Well, that doesn’t get us anywhere.
But I made a recent discovery from another author, Peter Ralston. In his “Book of Not Knowing” Ralston is a proponent of research, much like Byron Katie, but adds a piece that can drastically increase its effectiveness of it.
And that piece consists of asking first: Describe your behavior. Describe how you are actually behaving. How does your resistance manifest itself? How do you show your aversion?
Do you see how it is much easier to access a problem like this?
At the workshop, I asked a participant what avoidance behaviors were affecting his business. The answer was immediate: “I avoid any type of conflict, especially when someone is not satisfied in any way with my work.”
Talked about that a bit more and explored the origin of this type of avoidance. And so we dive in to find the belief. I asked him, “What do you have to believe to keep avoiding conflict at all costs?”
For the belief is hidden under the action of avoiding. We become aware of the evasion, and we observe the suffering and pain it is causing, but we do not see what is behind those beliefs, what motivates everything.
The belief was quite clear and we can describe it with the following phrase: “Conflict brings pain.”
And if that’s what she believes, then wouldn’t it be crazy to expose herself to any possible conflict? That’s like putting your hand on a gas burner or banging your head against a wall!
So if the belief that “Conflict leads to pain” were true, then it sure would make sense to avoid conflict. But what if it wasn’t true?
Now this is where it gets interesting. After all, it seems true. It seems that the conflict really causes pain.
So I asked him, “Do you know for sure that conflict always leads to pain?” When you ask a little deeper, you tend to undermine certainty.
“Absolutely and always?” “Well, I guess not. I see that in the face of some conflicts, it could actually resolve some things. If I expect a conflict every time a client is dissatisfied with my work, I miss the opportunity to reach a solution that satisfies them. That’s not going to happen if I bury my head in the sand.”
So asking those first questions leads to a change in perspective.

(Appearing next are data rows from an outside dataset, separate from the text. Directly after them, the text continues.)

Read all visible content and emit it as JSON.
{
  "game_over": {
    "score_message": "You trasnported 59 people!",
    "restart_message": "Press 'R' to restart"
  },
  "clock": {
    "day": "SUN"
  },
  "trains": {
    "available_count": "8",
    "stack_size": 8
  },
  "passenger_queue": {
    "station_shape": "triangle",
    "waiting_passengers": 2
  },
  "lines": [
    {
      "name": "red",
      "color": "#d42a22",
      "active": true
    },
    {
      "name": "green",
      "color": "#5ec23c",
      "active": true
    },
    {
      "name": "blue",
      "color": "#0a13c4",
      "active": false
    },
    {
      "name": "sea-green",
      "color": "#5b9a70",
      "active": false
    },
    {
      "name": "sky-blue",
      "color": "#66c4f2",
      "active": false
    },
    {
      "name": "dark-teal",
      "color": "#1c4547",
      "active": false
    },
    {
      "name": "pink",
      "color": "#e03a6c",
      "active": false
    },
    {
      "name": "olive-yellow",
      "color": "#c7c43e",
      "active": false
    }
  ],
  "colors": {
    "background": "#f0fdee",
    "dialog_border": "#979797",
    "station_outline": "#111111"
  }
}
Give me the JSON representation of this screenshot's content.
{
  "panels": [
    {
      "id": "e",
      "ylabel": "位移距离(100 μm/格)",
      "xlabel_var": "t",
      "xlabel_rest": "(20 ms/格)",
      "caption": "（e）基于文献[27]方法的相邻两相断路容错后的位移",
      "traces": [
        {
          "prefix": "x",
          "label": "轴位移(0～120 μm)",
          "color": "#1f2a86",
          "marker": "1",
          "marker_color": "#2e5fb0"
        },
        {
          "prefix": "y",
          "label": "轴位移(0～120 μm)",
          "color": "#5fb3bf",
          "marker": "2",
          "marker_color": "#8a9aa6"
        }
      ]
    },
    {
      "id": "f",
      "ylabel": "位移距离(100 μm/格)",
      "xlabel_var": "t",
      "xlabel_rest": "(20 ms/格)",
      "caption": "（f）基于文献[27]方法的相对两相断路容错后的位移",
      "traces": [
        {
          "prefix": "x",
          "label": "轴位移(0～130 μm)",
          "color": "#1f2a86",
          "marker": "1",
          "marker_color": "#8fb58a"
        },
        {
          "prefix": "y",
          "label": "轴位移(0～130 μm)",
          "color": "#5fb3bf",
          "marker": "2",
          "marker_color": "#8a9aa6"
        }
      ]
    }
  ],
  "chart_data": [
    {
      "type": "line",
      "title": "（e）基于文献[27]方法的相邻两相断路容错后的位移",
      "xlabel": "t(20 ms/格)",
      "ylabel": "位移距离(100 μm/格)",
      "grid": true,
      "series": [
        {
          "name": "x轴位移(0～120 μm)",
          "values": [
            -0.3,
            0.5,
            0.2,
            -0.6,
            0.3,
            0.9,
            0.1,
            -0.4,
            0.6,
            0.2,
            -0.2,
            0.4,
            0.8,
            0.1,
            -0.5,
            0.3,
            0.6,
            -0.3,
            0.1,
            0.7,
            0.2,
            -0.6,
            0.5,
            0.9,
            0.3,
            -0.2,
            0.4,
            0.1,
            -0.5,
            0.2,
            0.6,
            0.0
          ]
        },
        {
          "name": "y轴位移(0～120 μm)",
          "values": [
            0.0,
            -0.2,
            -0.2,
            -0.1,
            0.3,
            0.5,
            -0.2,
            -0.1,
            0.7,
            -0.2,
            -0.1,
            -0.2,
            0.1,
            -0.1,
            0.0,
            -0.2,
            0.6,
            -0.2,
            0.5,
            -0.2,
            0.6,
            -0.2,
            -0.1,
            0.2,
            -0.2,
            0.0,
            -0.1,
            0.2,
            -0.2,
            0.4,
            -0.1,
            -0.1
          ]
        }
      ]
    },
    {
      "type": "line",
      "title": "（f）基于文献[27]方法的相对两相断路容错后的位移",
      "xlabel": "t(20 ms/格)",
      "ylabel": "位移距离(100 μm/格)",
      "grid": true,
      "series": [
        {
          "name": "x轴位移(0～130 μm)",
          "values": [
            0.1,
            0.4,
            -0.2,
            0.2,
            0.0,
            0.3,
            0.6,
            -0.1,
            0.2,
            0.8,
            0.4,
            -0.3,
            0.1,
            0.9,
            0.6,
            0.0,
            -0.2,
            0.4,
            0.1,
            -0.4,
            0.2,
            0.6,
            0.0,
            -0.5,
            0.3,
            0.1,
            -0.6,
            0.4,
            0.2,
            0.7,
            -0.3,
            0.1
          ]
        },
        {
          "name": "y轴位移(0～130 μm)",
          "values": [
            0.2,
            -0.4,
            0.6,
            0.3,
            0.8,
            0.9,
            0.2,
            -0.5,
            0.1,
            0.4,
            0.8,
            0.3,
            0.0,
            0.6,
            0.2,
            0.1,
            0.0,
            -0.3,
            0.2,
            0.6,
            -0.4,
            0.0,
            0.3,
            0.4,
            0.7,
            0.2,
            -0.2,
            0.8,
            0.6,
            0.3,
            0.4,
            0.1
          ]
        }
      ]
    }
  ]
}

And the third question leads to transformation, that is, a new possibility can arise with this question:
“Who would you be if you no longer had that belief?”
With that question, what we are saying is the following: if the effect, of that old limiting belief were impossible to even think about, what would be left in its place? what would happen?
Wouldn’t there be openness, space, freedom, and lightness?
Wouldn’t you be someone who can manage conflict without problems? The conflict would not be more significant than any other problem. Nothing more than that.
Try to imagine something that triggers you and pulls your nose every time you think about it. Next, she gently releases whatever is holding you and watches it rise like a balloon up into the air as you let go.
It wasn’t that hard, was it?
I continued: “So now you are beginning to see that this belief about conflict is not in itself disturbing. It’s just a situation. It is a customer who is not satisfied at the moment. But, by avoiding the situation, you have no power to handle it like an adult.”
“Conflict brings pain. It’s just a belief, right? But not a very enriching one for your business. Why not try another belief? One that might be more useful to you. It may not be true either, but it might work better for you. You have a?”
“Hmm, how about we try this one: Conflict can lead to improving my service. If every time a customer is not satisfied you can see it as an opportunity to do things better and increase satisfaction in the future.”
That’s pretty good, don’t you think? There is even a book about it. It’s called “A Complaint Is a Gift” and it was written by Janelle Barlow, but also on this website we have previously dealt with the subject of the complaint as a gift.
And with that, Bryon Katie’s Work ended.
I don’t know what everyone else in the room felt, but I was imbued with a sense of infinite possibility. After all, if in a few minutes, a painful belief can be transformed into one that opens up new perspectives to make your business better, what couldn’t we achieve?